Loi Création et Internet : le point sur les débats (3)
(suite)
L’idée d’une contribution créative rejetée…
« Vous avez un temps de retard » a lancé Patrick Bloche, en plaidant pour « de nouveaux modes de financement de la création à l’ère numérique ». L’amendement n° 444, qu’il défendait, avait pour objectif d’instituer une « contribution créative » forfaitaire payée par tous les internautes et alimentant un fonds de rémunération des auteurs, en contrepartie de la liberté d’échanger des œuvres numériques à loisir. « Nous sommes persuadés que la contribution créative permettra de mieux rémunérer les auteurs et les artistes que les offres commerciales actuellement existantes dans lesquelles nous savons bien qu’ils ne trouvent pas leur compte » a déclaré le député PS. Franck Riester et la ministre de la Culture y ont aussitôt vu un retour de la licence globale. « Nous légiférons sur un nouveau texte sans réelle étude d’impact préalable puisque les seules études dont nous disposons sont celles réalisées par les sociétés intéressées au sujet », insiste Martine Billard, qui souligne que l’amendement propose justement une étude sur la question, tandis que Didier Mathus précise que « la licence collective étendue repose sur le volontariat des auteurs qui pourront choisir de se retirer du système ». L’amendement n’a pas été adopté.
… comme celle d’un fonds de soutien à la création musicale
Dans la foulée, Patrick Bloche a présenté l’amendement n° 443, qui propose la mise en œuvre d’un fonds de soutien à création musicale, qui viserait tout particulièrement les labels indépendants. « Une concertation avec l’ensemble des acteurs de ce secteur devra être organisée et un rapport présenté au Parlement avant le 31 octobre 2009 », avant de légiférer. Le gouvernement a rendu un avis défavorable et l’amendement n’a pas été adopté. La ministre de la Culture a cependant précisé qu’elle n’était pas hostile à ce qu’une réflexion d’ensemble s’engage ultérieurement « afin d’étudier toutes les modalités permettant de soutenir au mieux les créateurs ».
Zapping sur les autres moyens de financement d’Internet
Dans la même lignée, l’amendement n° 439 – lui aussi rejeté – proposait que les autres moyens de financement d’Internet fassent l’objet d’un rapport. Didier Mathus, qui le défendait, a critiqué au passage la suppression de la publicité sur les chaînes de télévision publiques compensée par la taxation des FAI, y voyant « un racket d’État » et un « détournement de fonds ». Pour le député socialiste, « cette recette, qui représente tout de même beaucoup d’argent, aurait été mieux employée pour financer la création sur Internet ».
Pas de mécanismes prévus pour une meilleure répartition des rémunérations
Les amendements 445, 394 et 419 ont fait l’objet d’une discussion commune.
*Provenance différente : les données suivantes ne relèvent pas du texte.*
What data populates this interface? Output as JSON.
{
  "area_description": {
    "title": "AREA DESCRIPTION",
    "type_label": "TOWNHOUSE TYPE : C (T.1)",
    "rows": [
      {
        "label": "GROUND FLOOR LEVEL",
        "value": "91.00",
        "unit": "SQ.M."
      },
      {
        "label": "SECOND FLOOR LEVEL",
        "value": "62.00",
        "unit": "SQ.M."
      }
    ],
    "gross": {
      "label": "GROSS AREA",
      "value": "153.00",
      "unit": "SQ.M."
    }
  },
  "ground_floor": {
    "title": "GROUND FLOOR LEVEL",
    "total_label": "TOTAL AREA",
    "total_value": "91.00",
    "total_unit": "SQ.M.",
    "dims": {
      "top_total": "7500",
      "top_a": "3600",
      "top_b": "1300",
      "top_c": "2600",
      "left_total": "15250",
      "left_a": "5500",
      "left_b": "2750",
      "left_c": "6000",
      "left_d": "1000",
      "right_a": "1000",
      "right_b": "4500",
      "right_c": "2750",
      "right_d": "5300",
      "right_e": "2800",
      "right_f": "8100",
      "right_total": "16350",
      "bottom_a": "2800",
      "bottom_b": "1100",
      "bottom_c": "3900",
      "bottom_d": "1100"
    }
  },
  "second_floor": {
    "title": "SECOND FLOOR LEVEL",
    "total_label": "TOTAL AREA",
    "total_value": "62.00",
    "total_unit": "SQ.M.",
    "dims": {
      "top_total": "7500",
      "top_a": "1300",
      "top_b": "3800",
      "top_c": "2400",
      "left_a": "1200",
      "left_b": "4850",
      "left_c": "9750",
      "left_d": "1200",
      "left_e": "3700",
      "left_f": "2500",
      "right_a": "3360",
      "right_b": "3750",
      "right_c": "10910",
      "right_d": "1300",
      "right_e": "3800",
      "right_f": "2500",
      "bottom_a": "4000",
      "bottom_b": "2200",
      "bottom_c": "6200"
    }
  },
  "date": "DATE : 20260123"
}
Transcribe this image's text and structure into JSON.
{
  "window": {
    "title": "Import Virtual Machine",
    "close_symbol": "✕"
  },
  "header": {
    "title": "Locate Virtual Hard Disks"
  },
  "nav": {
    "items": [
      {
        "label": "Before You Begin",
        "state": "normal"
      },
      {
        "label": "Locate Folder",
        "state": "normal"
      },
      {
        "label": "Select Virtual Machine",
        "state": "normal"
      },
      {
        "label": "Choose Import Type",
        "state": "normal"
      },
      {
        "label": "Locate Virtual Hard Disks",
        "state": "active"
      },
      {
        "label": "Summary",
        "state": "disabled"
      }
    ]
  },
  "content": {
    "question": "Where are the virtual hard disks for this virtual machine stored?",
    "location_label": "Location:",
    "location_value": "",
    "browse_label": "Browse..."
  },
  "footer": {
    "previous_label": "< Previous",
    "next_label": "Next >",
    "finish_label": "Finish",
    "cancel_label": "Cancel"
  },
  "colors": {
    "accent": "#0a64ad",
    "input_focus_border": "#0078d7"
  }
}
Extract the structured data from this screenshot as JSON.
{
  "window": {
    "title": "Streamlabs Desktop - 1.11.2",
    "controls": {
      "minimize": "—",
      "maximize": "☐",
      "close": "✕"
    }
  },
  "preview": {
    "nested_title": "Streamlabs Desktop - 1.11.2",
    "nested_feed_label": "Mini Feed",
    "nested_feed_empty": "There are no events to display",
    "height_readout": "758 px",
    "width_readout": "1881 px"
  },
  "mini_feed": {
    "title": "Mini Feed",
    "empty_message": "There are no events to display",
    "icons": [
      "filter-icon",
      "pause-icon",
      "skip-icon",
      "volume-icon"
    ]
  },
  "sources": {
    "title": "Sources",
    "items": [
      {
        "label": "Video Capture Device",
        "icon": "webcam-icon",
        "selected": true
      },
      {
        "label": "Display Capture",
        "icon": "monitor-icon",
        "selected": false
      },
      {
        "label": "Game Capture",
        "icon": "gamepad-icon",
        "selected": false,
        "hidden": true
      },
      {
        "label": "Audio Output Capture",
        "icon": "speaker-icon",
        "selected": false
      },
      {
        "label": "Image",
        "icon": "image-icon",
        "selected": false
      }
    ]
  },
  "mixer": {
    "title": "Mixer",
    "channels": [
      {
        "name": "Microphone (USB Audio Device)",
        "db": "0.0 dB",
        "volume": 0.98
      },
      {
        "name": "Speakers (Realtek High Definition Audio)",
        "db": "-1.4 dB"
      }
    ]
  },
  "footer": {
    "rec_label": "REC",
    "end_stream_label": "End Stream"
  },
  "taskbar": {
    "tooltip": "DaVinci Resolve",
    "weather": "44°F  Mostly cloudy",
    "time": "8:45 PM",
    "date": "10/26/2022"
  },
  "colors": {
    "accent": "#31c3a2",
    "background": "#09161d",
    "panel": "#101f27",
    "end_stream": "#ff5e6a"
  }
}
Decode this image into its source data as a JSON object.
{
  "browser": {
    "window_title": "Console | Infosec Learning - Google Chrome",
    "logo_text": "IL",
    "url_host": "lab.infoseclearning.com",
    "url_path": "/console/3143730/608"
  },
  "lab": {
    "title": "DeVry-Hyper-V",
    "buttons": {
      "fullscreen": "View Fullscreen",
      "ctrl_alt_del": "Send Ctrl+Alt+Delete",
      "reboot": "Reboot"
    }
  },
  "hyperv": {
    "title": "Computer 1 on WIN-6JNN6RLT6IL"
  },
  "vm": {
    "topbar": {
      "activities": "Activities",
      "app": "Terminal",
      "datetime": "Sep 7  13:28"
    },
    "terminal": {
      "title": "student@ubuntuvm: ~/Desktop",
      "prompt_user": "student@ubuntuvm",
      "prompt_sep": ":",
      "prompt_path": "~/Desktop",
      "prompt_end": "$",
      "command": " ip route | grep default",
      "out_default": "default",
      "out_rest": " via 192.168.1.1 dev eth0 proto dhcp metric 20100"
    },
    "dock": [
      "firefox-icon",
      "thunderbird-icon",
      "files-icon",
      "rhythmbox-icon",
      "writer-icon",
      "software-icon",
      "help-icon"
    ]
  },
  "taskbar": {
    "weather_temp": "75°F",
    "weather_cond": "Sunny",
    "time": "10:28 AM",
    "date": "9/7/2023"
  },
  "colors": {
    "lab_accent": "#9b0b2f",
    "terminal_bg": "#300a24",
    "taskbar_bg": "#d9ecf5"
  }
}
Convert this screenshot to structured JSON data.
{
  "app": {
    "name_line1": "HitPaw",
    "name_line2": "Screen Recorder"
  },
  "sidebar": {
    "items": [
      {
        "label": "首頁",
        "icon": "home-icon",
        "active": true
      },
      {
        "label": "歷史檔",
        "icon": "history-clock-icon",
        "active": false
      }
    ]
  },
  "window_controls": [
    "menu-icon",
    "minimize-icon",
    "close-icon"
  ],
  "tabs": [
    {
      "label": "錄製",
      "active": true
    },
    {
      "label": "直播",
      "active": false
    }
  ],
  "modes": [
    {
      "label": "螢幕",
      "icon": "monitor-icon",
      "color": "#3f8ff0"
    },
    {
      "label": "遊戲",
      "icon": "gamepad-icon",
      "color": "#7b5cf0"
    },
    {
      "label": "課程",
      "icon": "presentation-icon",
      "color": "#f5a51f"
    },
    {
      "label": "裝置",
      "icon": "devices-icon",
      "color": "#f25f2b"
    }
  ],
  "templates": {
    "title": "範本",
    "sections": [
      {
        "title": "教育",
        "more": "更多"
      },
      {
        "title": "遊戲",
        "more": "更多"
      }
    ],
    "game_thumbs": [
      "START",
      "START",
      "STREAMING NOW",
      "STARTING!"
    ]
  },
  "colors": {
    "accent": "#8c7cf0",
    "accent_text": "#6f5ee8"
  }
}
Le premier, soutenu par Patrick Bloche, entendait permettre une meilleure répartition des recettes publicitaires, s’agissant des sites gratuits de téléchargement légal financés par la publicité. Le deuxième, défendu par Alain Suguenot (UMP), visait à responsabiliser les fournisseurs d’accès « pour qu’ils puissent participer à la rémunération » et à « compenser le manque à gagner lorsqu’il y a diffusion de messages publicitaires associée à celle d’un contenu protégé ». Enfin, le troisième – présenté par Jean-Pierre Brard – voulait prévoir « au bénéfice des artistes interprètes, une rémunération attachée à leur personne, du fait de l’utilisation de l’impact commercial de leur interprétation comme outil de vente d’espaces publicitaires en ligne », pour combler l’insuffisance de leur rémunération pour l’utilisation de leurs prestations en ligne, par rapport au volume total des recettes perçues. La ministre de la Culture, et le rapporteur du projet de loi, ont rendu un avis défavorable à la mise en place de tels mécanismes, renvoyant à une réflexion globale sur la question de la rémunération des ayants droit. Les trois amendements ont été rejetés.
Une licence légale ? Prématurée…
Jean Dionis du Séjour (Nouveau Centre) a défendu les amendements n° 215 rectifié et n° 412, visant à instaurer un système de licence légale déjà utilisé pour la diffusion des œuvres musicales sur les radios (rémunération équitable). Franck Riester s’est dit, lui aussi, convaincu de la nécessité de trouver un modèle économique pérenne pour les sites de streaming, mais estime que la mise en place d’une licence légale, telle que proposée, risquerait de perturber l’émergence de ce nouveau marché de l’offre légale commerciale sur Internet. Avis partagé par Christine Albanel qui juge cette proposition « en l’état et en l’absence d’étude d’impact approfondie, prématurée ». Les deux amendements n’ont pas été adoptés.